Castorina v. Rosen

Untermyer, J.

For- one year previous to May 4, 1939, the plaintiff had stored his automobile in the garage operated by the appellants. On May 4th he left the automobile at the garage in good condition, but when calling for it on May 7th found that it was missing from the garage.

It was then discovered that the defendant Birgis, employed by the appellants for about one year to wash cars and watch the premises, had taken the car without permission and had met with an accident in which it was damaged. The evidence -is uncontradicted that Birgis was not employed to drive cars stored at the garage.

The Municipal Court granted judgment in favor of the plaintiff, holding that The rule under which common carriers are liable for the torts of their employees should be extended to garage owners, in cases where the loss of or damage to automobile is involved.” The Appellate Term, although reducing the amount of the recovery, held that the appellants were not liable on the theory applied by the Municipal Court, but that, even though Birgis had been recommended to them and had served for about one year without misconduct, they were liable on the theory of negligence for failure to make a more extensive investigation.

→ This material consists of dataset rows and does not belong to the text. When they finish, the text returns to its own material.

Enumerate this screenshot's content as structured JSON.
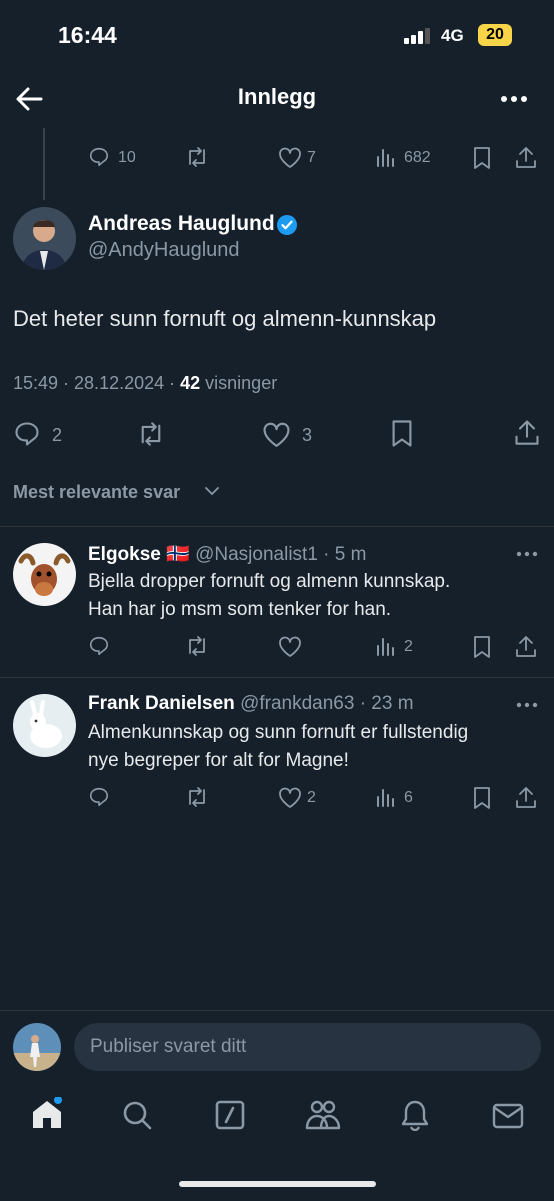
{
  "status": {
    "time": "16:44",
    "network": "4G",
    "battery": "20"
  },
  "header": {
    "title": "Innlegg"
  },
  "prev_tweet": {
    "replies": "10",
    "likes": "7",
    "views": "682"
  },
  "main_tweet": {
    "name": "Andreas Hauglund",
    "handle": "@AndyHauglund",
    "text": "Det heter sunn fornuft og almenn-kunnskap",
    "time": "15:49 · 28.12.2024 · ",
    "views_count": "42",
    "views_label": " visninger",
    "replies": "2",
    "likes": "3"
  },
  "sort_label": "Mest relevante svar",
  "replies": [
    {
      "name": "Elgokse",
      "flag": "🇳🇴",
      "meta": "@Nasjonalist1 · 5 m",
      "text_line1": "Bjella dropper fornuft og almenn kunnskap.",
      "text_line2": "Han har jo msm som tenker for han.",
      "replies": "",
      "likes": "",
      "views": "2"
    },
    {
      "name": "Frank Danielsen",
      "meta": "@frankdan63 · 23 m",
      "text_line1": "Almenkunnskap og sunn fornuft er fullstendig",
      "text_line2": "nye begreper for alt for Magne!",
      "replies": "",
      "likes": "2",
      "views": "6"
    }
  ],
  "compose": {
    "placeholder": "Publiser svaret ditt"
  },
  "colors": {
    "background": "#15202b",
    "accent": "#1d9bf0",
    "muted": "#8b98a5",
    "verified": "#1d9bf0"
  }
}
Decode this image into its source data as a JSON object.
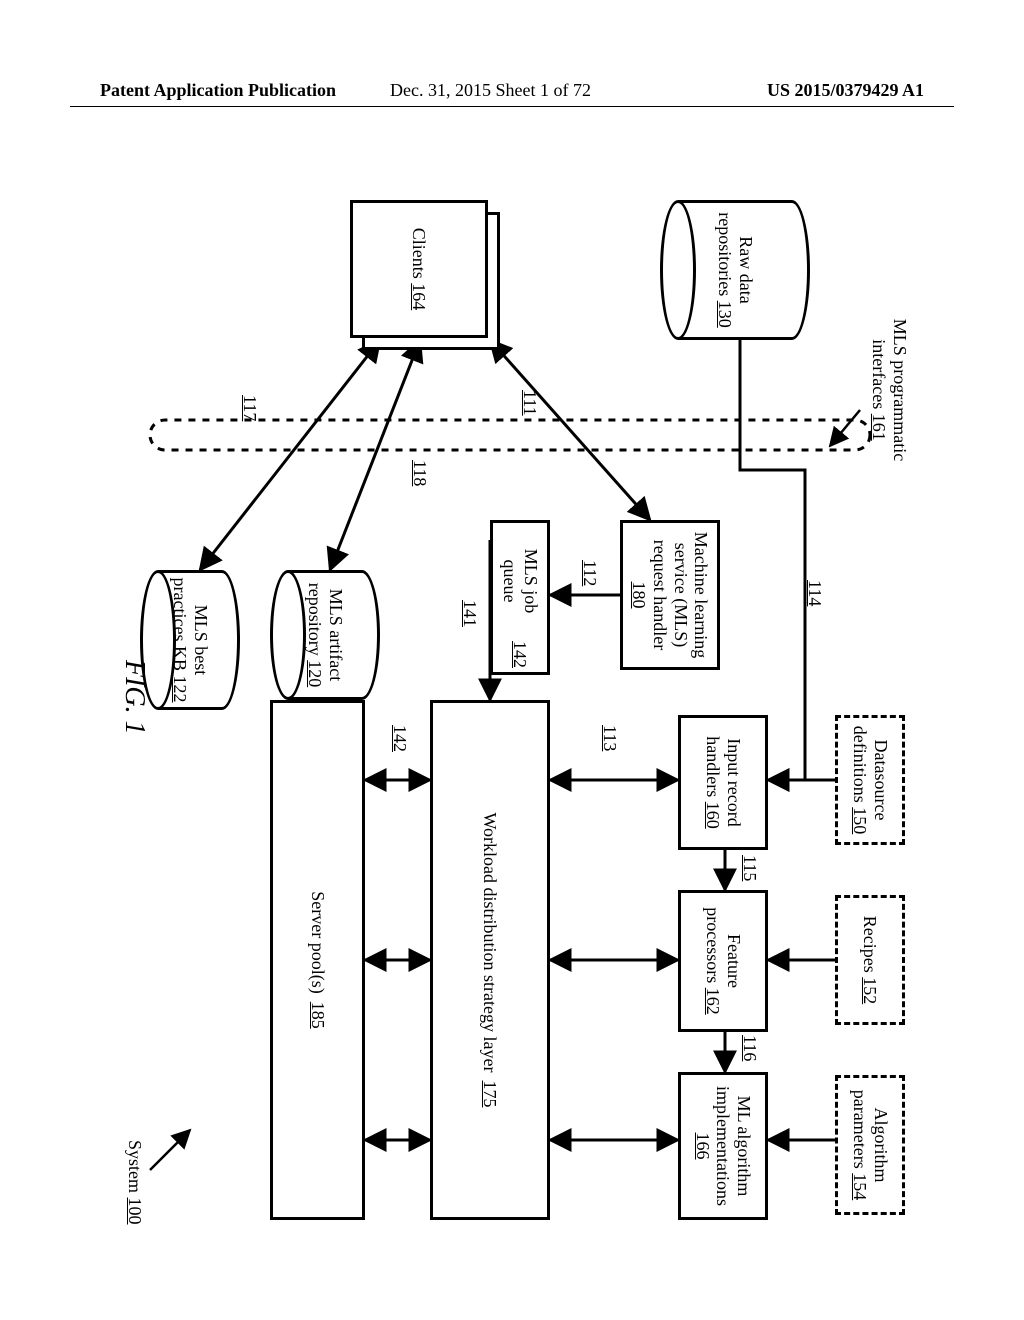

We are not entirely satisfied that the evidence sustains the charge of negligence, but we think the appellants, though not subject to the liability of a common carrier, are liable under the circumstances of the present case. The decisions relied on by the Appellate Term as relieving the appellants from liability for damage caused by theft (Hogan v. O’Brien, 212 App. Div. 193; Claflin v. Meyer, 75 N. Y. 260) were cases where the property was stolen while in the possession of the bailee by persons not under any contractual relationship with him. It is likewise true that neither bailor nor bailee would be liable where the servant has caused injury to others or to the property of others while operating the automobile without authority. In the present case, however, we are concerned with a different problem which seems not to have been decided by any appellate court of *318this State. That question is whether the bailor may hold the bailee liable for the unauthorized use by the servant of the bailee of the property which is the subject of the bailment.

We think that sound principles of law and considerations of expediency combine to require that the bailee be held liable. When the car was delivered to the garage the appellants, by legal implication, agreed not to use it except in accordance with the instructions of the bailor. They would clearly be liable if they had used the automobile on the highway on their own business or for their own pleasure. If they chose to delegate the performance of their contract of bailment to a servant, they assumed responsibility for his acts. The situation and the applicable principles are the same as if the appellants had themselves taken the plaintiff’s automobile from the garage. Their liability is not for negligence but for breach of the contract of bailment through the agency of their employee.

Reasons of expediency confirm these views. The bailee is in a position to select, and in a better position to control, his employees than is the bailor. The bailee may conduct whatever investigation he desires concerning the antecedents and the character of those whom he employs; It is not unreasonable, therefore, that he, rather than the bailor, should suffer the loss caused by the dereliction of his employee. Although there exist decisions to the contrary (Firestone Tire & Rubber Co. v. Pacific Transfer Co., 120 Wash. 665; Firemen’s Fund Ins. Co. v. Schreiber, 150 Wis. 42), the great weight of authority in other States seems to favor this conclusion. (Corbett v. Smeraldo, 91 N. J. L. 29; Manhattan Fire & Marine Ins. Co. v. Grand Central Garage, 54 Nev. 147; Walters v. U. S. Garage, Inc., 131 Me. 222; Evans v. Williams, 232 Ill. App. 439; Vannatta v. Tolliver, 82 Pa. Super. Ct. 546; Medes v. Hornbach, 56 App. Cas. [D. C.] 13; 6 F. [2d] 711; Employers’ Fire Ins. Co. v. Consolidated Garage & Sales Co., 85 Ind. App. 674.)

The determination of the Appellate Term should be affirmed, with costs and disbursements.